So many other books would struggle to achieve the depth of emotion covered in this one, with two or three times the number of pages.
“I once believed that life was a gift”
Is how the book opens, and the book is a much about Green’s journey back to that state, as much as it is anything else.
Fifteen year old, Green, is left at home to tend her families garden as her family head into the city, to trade their produce and shop for necessities.
Horrified she watches as that same city, explodes into a cloud of flames. dust and ash. In a moment her whole world changes, and she sinks into a depression so deep, that she becomes a different girl altogether, one who chops off her hair, starts to cover her body in tattoos, and hides behind clothing covered in thorns and nails. A girl she calls Ash.
She tries to shut herself off from the world around her, hide behind the armour of thorns she has created, but that world isn’t quite ready to let her go, and a series of mysterious encounters starts to draw her back to some sort of life.
An incredible little book that’ll drop you in the midst to the deepest pain, and draw you right back out again, filling you with hope.

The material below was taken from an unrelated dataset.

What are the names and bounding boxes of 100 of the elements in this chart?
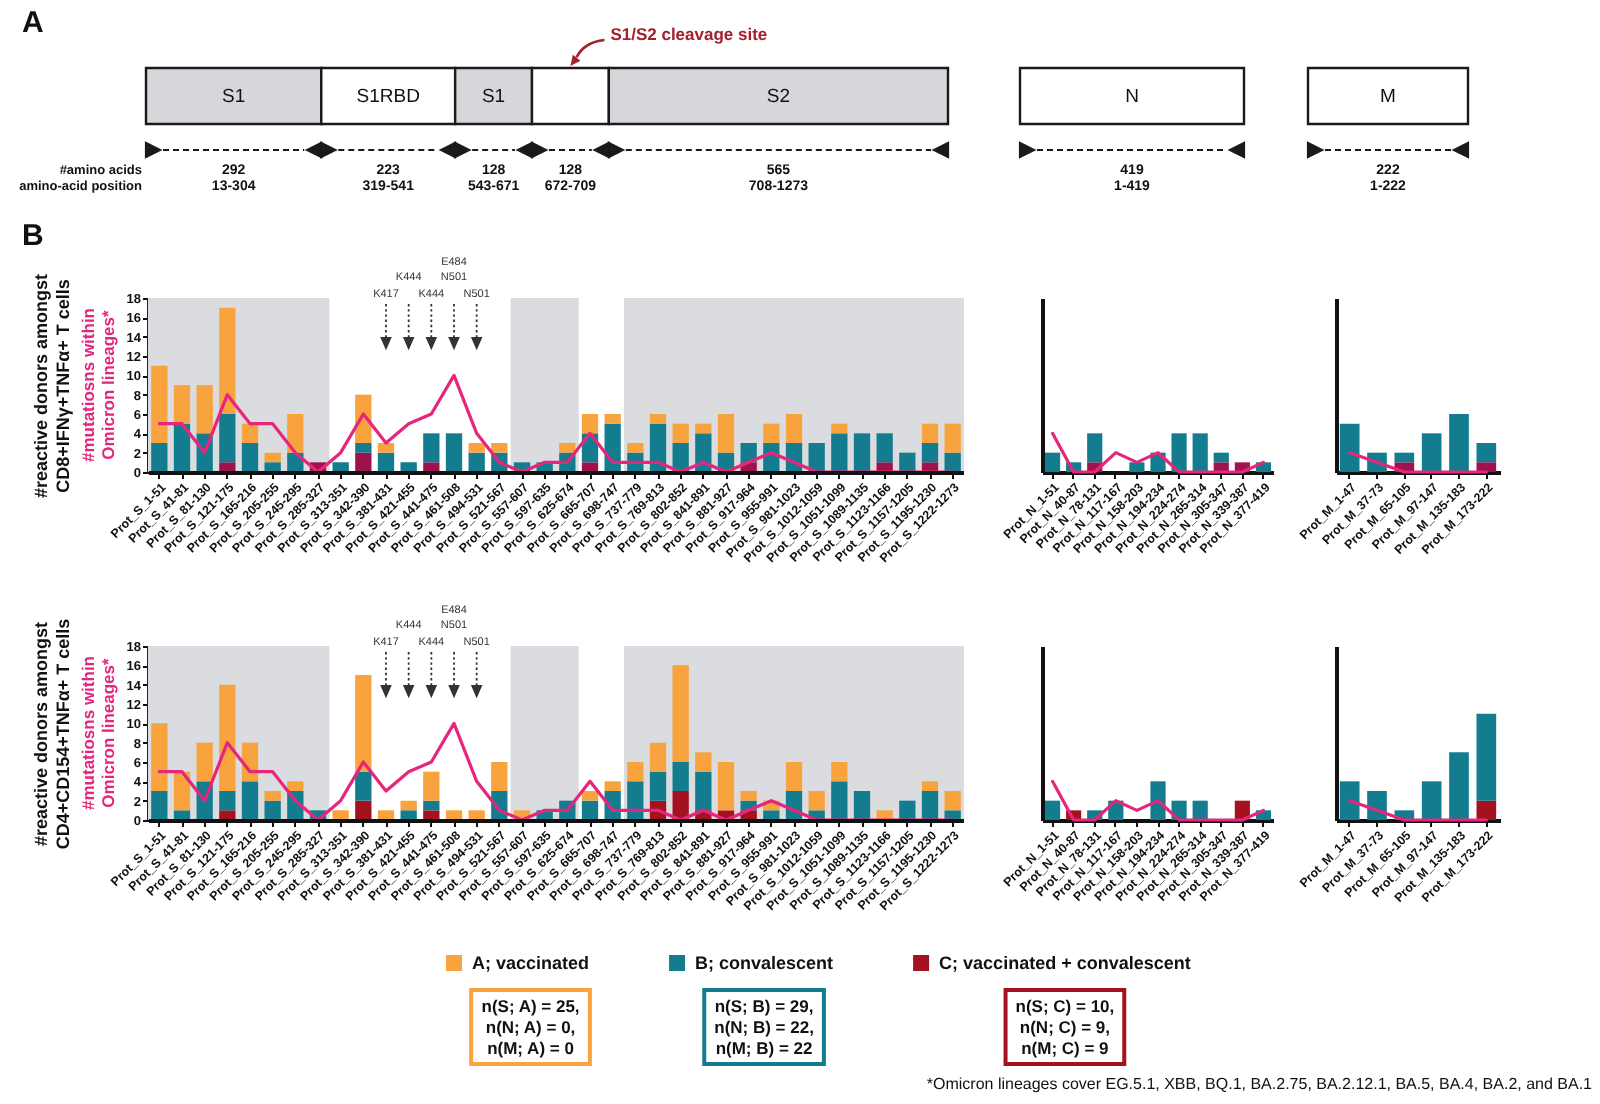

Definitely one that’ll stay with you long after you’ve finished it.
If Green Angel was about coming back to yourself, from the deepest dark corner of your life, then Green Witch, is about coming to terms with just who that ‘self’ is.
We learn more about what and who happened to the city, the event that led Green to the place she’s at in her life now.
Better than she was, but still alone in the world and with too much to despair about, she must set out to face her world head on, and discover that love is indeed the most powerful force in the world, conquer that which is holding her back, and accept everything that she is (and is not).
Once again, Hoffman achieves amazing depths in relatively few pages, whilst Green starts this part of her journey in a much better place than in Green Angel, it’s no less moving for it.
This next bit is a slight spoiler, so feel free to skip the this paragraph, Green does get her happy ending, she knows who she is and is reunited with her love, but thankfully this is also an ending that is rooted firmly in the journey that has led to it. It’s a warm ending, but one that doesn’t forget the price paid. Which makes it all the more satisfying.
There’s always a chance that sequels to books that were written as stand-alones, mar the specialness of the original, thankfully that is not the case with this one. It feels great to see Green’s journey though to its conclusion, and you’ll be just as moved this time around.